Lorsqu’ils furent remontés, ce soir-là, ils s’assirent un instant, les yeux vagues, les lèvres pâles. Au bout d’un silence : 

- Eh bien ! Nous ne nous couchons pas ? demanda Laurent qui semblait sortir en sursaut d’un rêve.

 - Si, si, nous nous couchons, répondit Thérèse en frissonnant, comme si elle avait eu grand froid. Elle se leva et prit la carafe. 

- Laisse, s’écria son mari d’une voix qu’il s’efforçait de rendre naturelle, je préparerai le verre d’eau sucrée... Occupe-toi de ta tante. Il enleva la carafe des mains de sa femme et remplit un verre d’eau. Puis, se tournant à demi, il y vida le petit flacon de grès, en y mettant un morceau de sucre. 

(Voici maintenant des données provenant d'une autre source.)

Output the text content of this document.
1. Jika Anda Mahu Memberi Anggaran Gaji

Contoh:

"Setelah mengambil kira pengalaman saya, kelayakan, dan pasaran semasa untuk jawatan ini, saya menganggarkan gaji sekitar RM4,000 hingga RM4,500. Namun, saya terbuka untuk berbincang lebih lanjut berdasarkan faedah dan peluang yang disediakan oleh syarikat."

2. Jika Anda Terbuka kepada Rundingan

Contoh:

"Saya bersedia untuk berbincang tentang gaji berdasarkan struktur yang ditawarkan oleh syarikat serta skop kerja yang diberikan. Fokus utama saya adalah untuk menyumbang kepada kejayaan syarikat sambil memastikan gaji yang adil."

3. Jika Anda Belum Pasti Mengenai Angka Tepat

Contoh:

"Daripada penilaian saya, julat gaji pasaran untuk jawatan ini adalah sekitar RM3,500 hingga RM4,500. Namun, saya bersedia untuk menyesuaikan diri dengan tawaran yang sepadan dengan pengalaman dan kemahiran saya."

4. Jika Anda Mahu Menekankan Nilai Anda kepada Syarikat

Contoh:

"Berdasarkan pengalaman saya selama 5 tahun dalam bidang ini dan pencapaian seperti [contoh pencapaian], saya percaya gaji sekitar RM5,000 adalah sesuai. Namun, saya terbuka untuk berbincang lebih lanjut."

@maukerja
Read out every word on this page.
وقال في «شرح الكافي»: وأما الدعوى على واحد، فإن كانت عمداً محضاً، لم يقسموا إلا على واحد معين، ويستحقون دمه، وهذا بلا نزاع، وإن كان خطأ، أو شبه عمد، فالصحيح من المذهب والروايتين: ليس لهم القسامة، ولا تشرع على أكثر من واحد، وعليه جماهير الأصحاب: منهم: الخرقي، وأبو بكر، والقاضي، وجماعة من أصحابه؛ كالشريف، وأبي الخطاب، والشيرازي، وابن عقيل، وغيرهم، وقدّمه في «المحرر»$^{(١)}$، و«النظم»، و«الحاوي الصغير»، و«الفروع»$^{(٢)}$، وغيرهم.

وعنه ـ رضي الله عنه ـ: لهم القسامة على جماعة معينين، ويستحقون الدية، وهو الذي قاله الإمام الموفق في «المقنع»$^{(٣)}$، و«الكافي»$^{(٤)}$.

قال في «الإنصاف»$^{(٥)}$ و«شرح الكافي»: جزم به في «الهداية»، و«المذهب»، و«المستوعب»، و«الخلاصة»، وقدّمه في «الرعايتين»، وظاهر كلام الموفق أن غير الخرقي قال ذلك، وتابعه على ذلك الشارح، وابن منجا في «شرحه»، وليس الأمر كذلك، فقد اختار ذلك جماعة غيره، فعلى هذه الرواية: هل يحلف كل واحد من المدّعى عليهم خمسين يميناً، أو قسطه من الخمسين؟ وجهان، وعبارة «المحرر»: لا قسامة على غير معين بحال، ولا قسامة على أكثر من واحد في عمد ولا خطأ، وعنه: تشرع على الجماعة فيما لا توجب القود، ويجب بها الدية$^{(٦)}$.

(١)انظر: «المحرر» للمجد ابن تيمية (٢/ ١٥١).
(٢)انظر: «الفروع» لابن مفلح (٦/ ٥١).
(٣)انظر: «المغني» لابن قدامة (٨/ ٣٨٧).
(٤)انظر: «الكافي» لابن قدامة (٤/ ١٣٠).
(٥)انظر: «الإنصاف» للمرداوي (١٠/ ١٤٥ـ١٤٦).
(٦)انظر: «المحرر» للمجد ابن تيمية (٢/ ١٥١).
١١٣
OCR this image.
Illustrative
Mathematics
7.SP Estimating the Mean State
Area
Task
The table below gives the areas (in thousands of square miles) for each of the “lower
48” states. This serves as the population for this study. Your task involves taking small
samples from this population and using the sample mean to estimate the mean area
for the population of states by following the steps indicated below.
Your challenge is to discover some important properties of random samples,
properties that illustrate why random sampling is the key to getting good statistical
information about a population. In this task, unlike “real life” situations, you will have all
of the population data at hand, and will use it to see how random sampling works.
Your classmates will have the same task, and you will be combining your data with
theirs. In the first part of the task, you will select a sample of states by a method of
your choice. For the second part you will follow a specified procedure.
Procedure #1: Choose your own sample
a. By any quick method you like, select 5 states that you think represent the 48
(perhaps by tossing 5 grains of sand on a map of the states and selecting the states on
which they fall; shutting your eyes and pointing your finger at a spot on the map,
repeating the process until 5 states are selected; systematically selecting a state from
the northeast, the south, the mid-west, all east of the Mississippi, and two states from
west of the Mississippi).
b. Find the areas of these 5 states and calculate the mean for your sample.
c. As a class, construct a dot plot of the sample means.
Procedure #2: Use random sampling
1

Pendant ce temps, Thérèse s’était accroupie devant le buffet ; elle avait pris le couteau de cuisine et cherchait à le glisser dans une des grandes poches qui pendaient à sa ceinture. À ce moment, cette sensation étrange qui prévient de l’approche d’un danger fit tourner la tête aux époux, d’un mouvement instinctif. Ils se regardèrent. Thérèse vit le flacon dans les mains de Laurent, et Laurent aperçut l’éclair blanc du couteau qui luisait entre les plis de la jupe de Thérèse. Ils s’examinèrent ainsi pendant quelques secondes, muets et froids, le mari près de la table, la femme pliée devant le buffet. Ils comprenaient. Chacun d’eux resta glacé en retrouvant sa propre pensée chez son complice. En lisant mutuellement leur secret dessein sur leur visage bouleversé, ils se firent pitié et horreur. Madame Raquin, sentant que le dénouement était proche, les regardait avec des yeux fixes et aigus. Et brusquement Thérèse et Laurent éclatèrent en sanglots. Une crise suprême les brisa, les jeta dans les bras l’un de l’autre, faibles comme des enfants. Il leur sembla que quelque chose de doux et d’attendri s’éveillait dans leur poitrine. Ils pleurèrent, sans parler, songeant à la vie de boue qu’ils avaient menée et qu’ils mèneraient encore, s’ils étaient assez lâches pour vivre. Alors, au souvenir du passé, ils se sentirent tellement las et écœurés d’eux-mêmes, qu’ils éprouvèrent un besoin immense de repos, de néant. Ils échangèrent un dernier regard, un regard de remerciement, en face du couteau et du verre de poison. Thérèse prit le verre, le vida à moitié et le tendit à Laurent qui l’acheva d’un trait. Ce fut un éclair. Ils tombèrent l’un sur l’autre, foudroyés, trouvant enfin une consolation dans la mort. La bouche de la jeune femme alla heurter, sur le cou de son mari, la cicatrice qu’avaient laissée les dents de Camille. Les cadavres restèrent toute la nuit sur le carreau de la salle à manger, tordus, vautrés, éclairés de lueurs jaunâtres par les clartés de la lampe que l’abat-jour jetait sur eux. Et, pendant près de douze heures, jusqu’au lendemain vers midi, madame Raquin, froide et muette, les contempla à ses pieds, ne pouvant se rassasier les yeux, les écrasant de regards lourds.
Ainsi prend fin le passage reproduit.